Keşif, yaklaşık 20 yıllık veri taraması ve gelişmiş ölçüm tekniklerinin birleşimiyle mümkün oldu. Araştırma ekibi, GJ 251 c’yi radyal hız yöntemi kullanarak ortaya çıkardı. Bu yöntemde, gezegenin kütle çekimi nedeniyle yıldızda oluşan son derece zayıf yalpalama hareketleri tespit ediliyor. McDonald Gözlemevi’ndeki Habitable-Zone Planet Finder (HPF) spektrografı ve Arizona’daki NEID spektrometresi tarafından sağlanan veriler, yıldız yüzeyindeki manyetik parazitler ve lekeler ayıklanarak analiz edildi. Mahadevan’a göre bu süreç oldukça zorlu: “Yıldız yüzeyinin manyetik fırtınalarını, noktasal lekelerini ve diğer gürültüleri eleyip içinden gezegen sinyalini çekip çıkarmaya çalışıyorsunuz. Bu, köpüren bir kazanı karıştırırken içindeki tek bir kabarcığı tespit etmeye benziyor.”
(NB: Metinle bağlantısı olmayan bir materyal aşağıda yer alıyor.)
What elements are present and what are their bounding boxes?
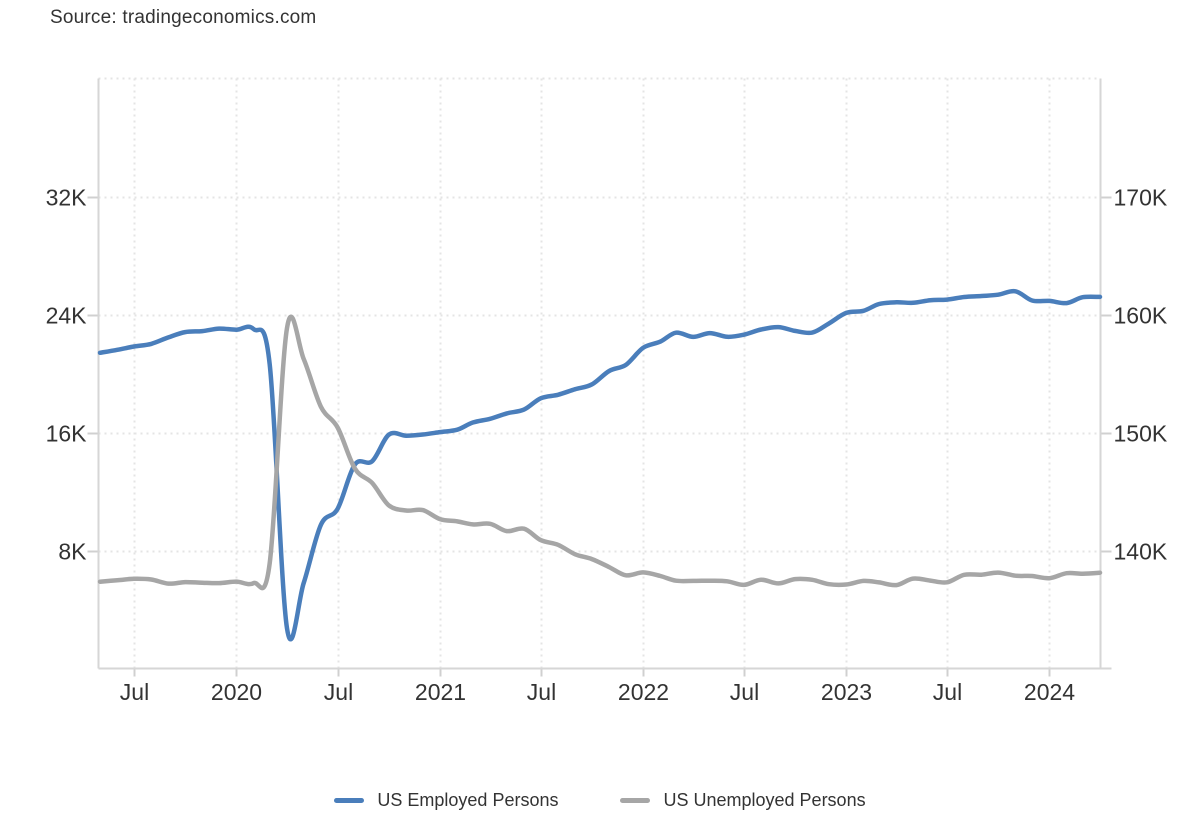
unemployed-series-swatch-icon (620, 798, 651, 803)
x-axis-label: Jul (730, 679, 759, 705)
right-axis-label: 160K (1114, 303, 1168, 329)
line-chart: Jul 2020 Jul 2021 Jul 2022 Jul 2023 Jul 2024 8K 140… (46, 77, 1168, 705)
x-axis-label: Jul (120, 679, 149, 705)
x-axis-label: 2021 (415, 679, 466, 705)
left-axis-label: 24K (46, 303, 88, 329)
right-axis-label: 140K (1114, 539, 1168, 565)
x-axis-label: 2020 (211, 679, 262, 705)
legend-label-unemployed: US Unemployed Persons (663, 790, 866, 810)
legend-item-employed[interactable]: US Employed Persons (334, 790, 558, 811)
x-axis-label: 2022 (618, 679, 669, 705)
left-axis-label: 32K (46, 185, 88, 211)
source-label: Source: tradingeconomics.com (50, 7, 317, 28)
legend-item-unemployed[interactable]: US Unemployed Persons (620, 790, 866, 811)
right-axis-label: 150K (1114, 421, 1168, 447)
x-axis-label: 2023 (821, 679, 872, 705)
right-axis-label: 170K (1114, 185, 1168, 211)
employed-series-swatch-icon (334, 798, 365, 803)
x-axis-label: 2024 (1024, 679, 1075, 705)
x-axis-label: Jul (933, 679, 962, 705)
x-axis-label: Jul (527, 679, 556, 705)
series-line-employed (97, 288, 1103, 642)
x-axis-label: Jul (324, 679, 353, 705)
left-axis-label: 16K (46, 421, 88, 447)
legend-label-employed: US Employed Persons (377, 790, 559, 810)
left-axis-label: 8K (58, 539, 87, 565)
series-line-unemployed (97, 314, 1103, 591)
legend: US Employed Persons US Unemployed Person… (0, 790, 1200, 811)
Araştırmacılar, sistemde daha önce bilinen iç gezegen GJ 251 b’nin verilerini netleştirdikten sonra, daha güçlü sinyale sahip olan dıştaki GJ 251 c’nin varlığını doğruladı. Yeni gezegenin kütlesi, yörüngesi ve konumu, onu yaşam arayışı kapsamında şu anda bilinen en “erişilebilir” hedeflerden biri hâline getiriyor. 18,2 ışık yılı muazzam bir uzaklık olsa da uzayın enginliği içinde görece kısa bir mesafe olarak görülüyor.
Her ne kadar mevcut teleskop teknolojisi GJ 251 c’nin doğrudan görüntülenmesine izin vermiyor olsa da bilim insanları şimdiden sonraki aşamayı planlıyor. Gezegenin hem Dünya’ya görece yakın oluşu hem de uygun yörünge konumu, önümüzdeki 5–10 yıl içinde atmosferinde oksijen, metan veya diğer biyolojik imzaların aranabileceği anlamına geliyor. Araştırmacılar, NASA’nın 2040’lı yıllarda fırlatmayı planladığı Habitable Worlds Observatory ile bu gezegene doğrudan bakabileceğimizi belirtiyor.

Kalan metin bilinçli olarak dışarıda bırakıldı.